Распахнул дверь сарая – мать моя женщина! Вся община навстречу, глаза по пять копеек, у Лохтиной с два блюдца.
– Чего всполошились?
– Живой! Живой, батюшка! Слава богу!
– Что мне сделается? А ну, все по работам!
– Григорий Ефимович! Гриша! – подруга бросилась на грудь – Мы ж думали такое тебе видение тяжелое было, что ты самоубиваться пошел!
С темы видения и стрельбы общинников надо было срочно переключать. Иначе тут массовый психоз начнется.
– Не мельтеши. Веди давай, покажи, что с играми.

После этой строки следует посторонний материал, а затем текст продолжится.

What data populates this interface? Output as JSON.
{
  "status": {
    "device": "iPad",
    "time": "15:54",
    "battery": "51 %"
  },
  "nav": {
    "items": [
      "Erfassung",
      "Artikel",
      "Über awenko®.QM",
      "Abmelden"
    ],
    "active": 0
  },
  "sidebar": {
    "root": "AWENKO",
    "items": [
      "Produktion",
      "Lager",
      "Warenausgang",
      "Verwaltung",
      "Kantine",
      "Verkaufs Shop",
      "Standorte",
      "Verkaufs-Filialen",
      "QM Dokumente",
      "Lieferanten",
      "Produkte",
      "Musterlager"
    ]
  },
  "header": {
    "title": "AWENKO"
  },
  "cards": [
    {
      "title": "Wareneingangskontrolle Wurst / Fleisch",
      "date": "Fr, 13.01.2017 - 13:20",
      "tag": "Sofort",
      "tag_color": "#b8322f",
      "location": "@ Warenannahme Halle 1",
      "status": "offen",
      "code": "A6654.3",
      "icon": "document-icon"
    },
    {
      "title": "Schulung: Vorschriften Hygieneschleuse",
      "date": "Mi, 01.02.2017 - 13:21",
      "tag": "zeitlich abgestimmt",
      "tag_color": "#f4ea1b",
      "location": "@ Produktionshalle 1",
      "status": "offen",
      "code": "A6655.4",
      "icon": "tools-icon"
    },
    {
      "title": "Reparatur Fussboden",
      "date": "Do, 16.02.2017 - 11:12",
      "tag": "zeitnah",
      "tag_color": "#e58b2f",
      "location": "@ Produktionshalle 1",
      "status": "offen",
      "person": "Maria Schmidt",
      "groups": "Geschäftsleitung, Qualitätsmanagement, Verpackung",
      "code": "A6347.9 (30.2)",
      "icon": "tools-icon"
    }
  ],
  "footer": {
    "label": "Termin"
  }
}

Художник первые картинки доработал, потому как для клише требования другие. Сделал два варианта, для черно-белой и цветной печати, но меня от цветного отговаривали – и дороже, и качество выходит так себе, все равно до технологий лака и ламинации нам еще далеко. Так что вместо цветов пока штриховка – пунктирная, сетчатая, косая и так далее. И в правилах написали, что желающие могут раскрасить сами, рекомендованные цвета такие-то.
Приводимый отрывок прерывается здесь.